Per la libertà di movimento, per i diritti di cittadinanza

Lampedusa – the right to asylum, a denied right

“There no great pieces of news coming from Lampedusa. We know that there are no more coffins for migrants to be buried and the detention centre is filled with people. The last two sea tragedies took to Lampedusa people coming from Somalia, all of them would have the right to apply for asylum and avoid journeys that to often end up in death. The centre is now filled with people who are going through human tragedies and they for sure need something and somewhere different from what they are actually living in. All of them are being detained, detention times are often undetermined in time because it takes long before magistrates control each case and choose whether order expulsion or not. Therefore they often stay inside the centre more than the sixty days law provides for. Lampedusa’s cemetary hosts an umprecise number of dead bodies of clandestines recovered from the sea and this also is a problem. Coffins are missing. Taking people to the continent is everyday delayed. But, above all, ministry of interior is studying the idea of opening a huge detention centre which should be built in an extremely important to tourism and environment area. This detention centre would substitute the one working inside the airport. Lampedusa inhabitants are protesting because the island would become a no men’s land where migrants are detained while awaiting to be repatriated. The island from being a tourist place would turn into a detention centre where 500 migrants would be steadily kept there.

Lampedusa is particularly important since the idea is to repatriate people right from there, at least to the countries with which Italy signed agreements, this would avoid the entry in Italy of unwanted people.

Remeber that the most of the ones reaching Lampedusa are asylum seekers. They are coming from Liberia, Somalia, Sudan and they would have the right to apply for asylum and entry Italy without having to risk their own lives and paying human traders. Unfortunately Italy lacks of instructions or rules conserning asylum, people cannot ask for asylum at embassies or consulates and this helps traders. Was there a law allowing people to legally enter Italy, they evidently wouldn’t risk their lives at sea. I also want to underline that new instructions enforcing Bossi-Fini law are ruling rejections at sea and blocking boats embarking clandestines. While we were all facing the latest tragedy at sea, an Egyptian boat coming from Malta was rejected.
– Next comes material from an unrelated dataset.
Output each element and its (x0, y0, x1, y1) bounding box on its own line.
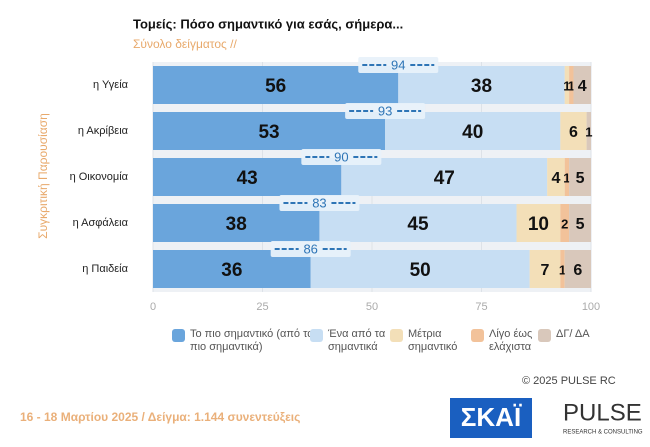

We do not know whether the boat returned back home or not. It was sorrounded by our boats…it always is very difficult to know what happens to those boats, but clearness should come in case of human lives and of people coming to Italy to ask for asylum.
We are therfore extremely worried about border police boats behaviour. We are worried because tragedies are again happen but we need to stop them from continuing. When someone for example from Somalia reaches EGypt or Tunisia, this person should be granted asylum, maybe referring also to ACNUR. Seekers should be helped out but they are caged for days, weeks inside detention centres run by Northen Africa criminal and they only wait for the first journey that takes them away, often to death.”